Start with [math]\displaystyle{ n }[/math] people, each with 2 hands. None of these hands hold each other. At each round, uniformly pick 2 free hands and let these two hands hold together. Repeat this until no free hands left.

- What is the expected number of cycles made by people holding hands with each other at the end of the game? (One person with left hand holding right hand is also counted as a cycle.)

## Problem 4

In *Balls-and-Bins* model, we throw [math]\displaystyle{ n }[/math] balls independently and uniformly at random into [math]\displaystyle{ n }[/math] bins, then the maximum load is [math]\displaystyle{ \Theta(\frac{\ln n}{\ln\ln n}) }[/math] with high probability.

The *two-choice paradigm* is another way to throw [math]\displaystyle{ n }[/math] balls into [math]\displaystyle{ n }[/math] bins: each ball is thrown into the least loaded of 2 bins chosen independently and uniformly at random and breaks the tie arbitrarily. The maximum load of two-choice paradigm is [math]\displaystyle{ \,\Theta(\ln\ln n) }[/math] with high probability, which is exponentially less than the previous one. This phenomenon is called the *power of two choices*.

Now consider the following three paradigms:

- The first [math]\displaystyle{ n/2 }[/math] balls are thrown into bins independently and uniformly at random. The remaining [math]\displaystyle{ n/2 }[/math] balls are thrown into bins using two-choice paradigm.
- The first [math]\displaystyle{ n/2 }[/math] balls are thrown into bins using two-choice paradigm. The remaining [math]\displaystyle{ n/2 }[/math] balls are thrown into bins independently and uniformly at random.
- Assume all [math]\displaystyle{ n }[/math] balls are in a sequence. For every [math]\displaystyle{ 1\le i\le n }[/math], if [math]\displaystyle{ i }[/math] is odd, we throw [math]\displaystyle{ i }[/math]th ball into bins independently and uniformly at random, otherwise, we throw it into bins using two-choice paradigm.
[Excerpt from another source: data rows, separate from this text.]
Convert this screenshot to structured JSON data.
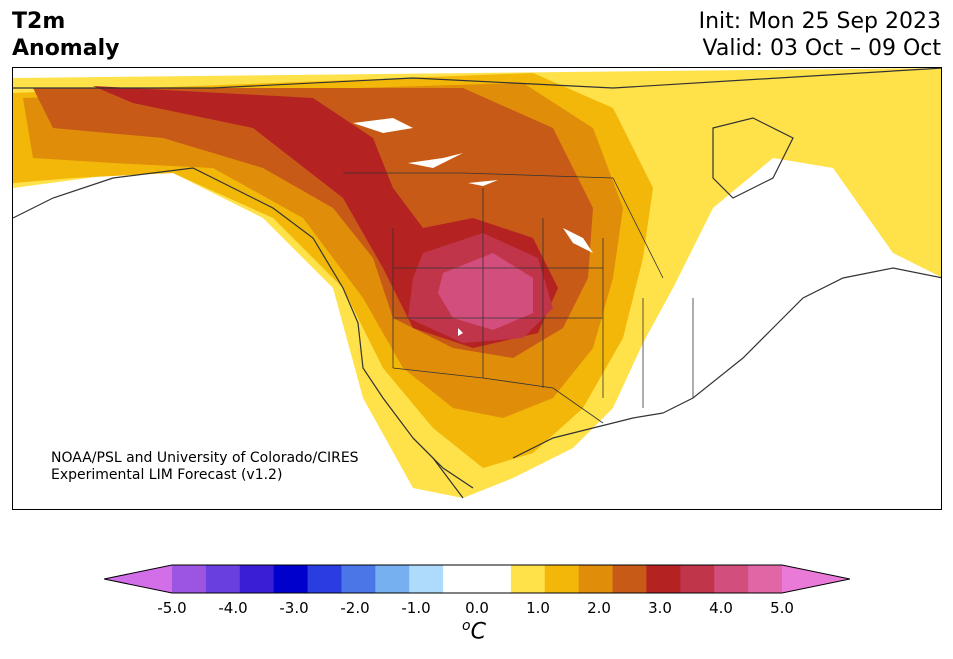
{
  "header": {
    "title_line1": "T2m",
    "title_line2": "Anomaly",
    "init": "Init: Mon 25 Sep 2023",
    "valid": "Valid: 03 Oct – 09 Oct"
  },
  "credit": {
    "line1": "NOAA/PSL and University of Colorado/CIRES",
    "line2": "Experimental LIM Forecast (v1.2)"
  },
  "colorbar": {
    "unit_base": "C",
    "unit_sup": "o",
    "min": -5.0,
    "max": 5.0,
    "step": 0.5,
    "tick_labels": [
      "-5.0",
      "-4.0",
      "-3.0",
      "-2.0",
      "-1.0",
      "0.0",
      "1.0",
      "2.0",
      "3.0",
      "4.0",
      "5.0"
    ],
    "colors": [
      "#d16ee8",
      "#9b55e0",
      "#6a3fdf",
      "#3a1ed6",
      "#0000cd",
      "#2a3de0",
      "#4a76e8",
      "#76b0f0",
      "#aedbfb",
      "#ffffff",
      "#ffffff",
      "#ffe14a",
      "#f2b708",
      "#e08d0a",
      "#c85a17",
      "#b52222",
      "#c0354a",
      "#d24e7c",
      "#e066a6",
      "#ea7ad8"
    ]
  },
  "map": {
    "land_color": "#ffffff",
    "water_color": "#ffffff",
    "border_color": "#333333"
  }
}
What is the maximum load with high probability in each of three paradigms. You need to give an asymptotically tight bound (i.e. [math]\displaystyle{ \Theta(\cdot) }[/math]).

## Problem 5

(Due to D.R. Karger and R. Motwani.)

- Let [math]\displaystyle{ S,T }[/math] be two disjoint subsets of a universe [math]\displaystyle{ U }[/math] such that [math]\displaystyle{ |S|=|T|=n }[/math]. Suppose we select a random set [math]\displaystyle{ R\subseteq U }[/math] by independently sampling each element of [math]\displaystyle{ U }[/math] with probability [math]\displaystyle{ p }[/math]. We say that the random sample [math]\displaystyle{ R }[/math] is
*good*if the following two conditions hold: [math]\displaystyle{ R\cap S=\emptyset }[/math] and [math]\displaystyle{ R\cap T\ne\emptyset }[/math]. Show that for [math]\displaystyle{ p=1/n }[/math], the probability that [math]\displaystyle{ R }[/math] is good is larger than some positive constant. - Suppose now that the random set [math]\displaystyle{ R }[/math] is chosen by sampling the elements of [math]\displaystyle{ U }[/math] with only
*pairwise*independence. Show that for a suitable choice of the value of [math]\displaystyle{ p }[/math], the probability that [math]\displaystyle{ R }[/math] is good is larger than some positive constant.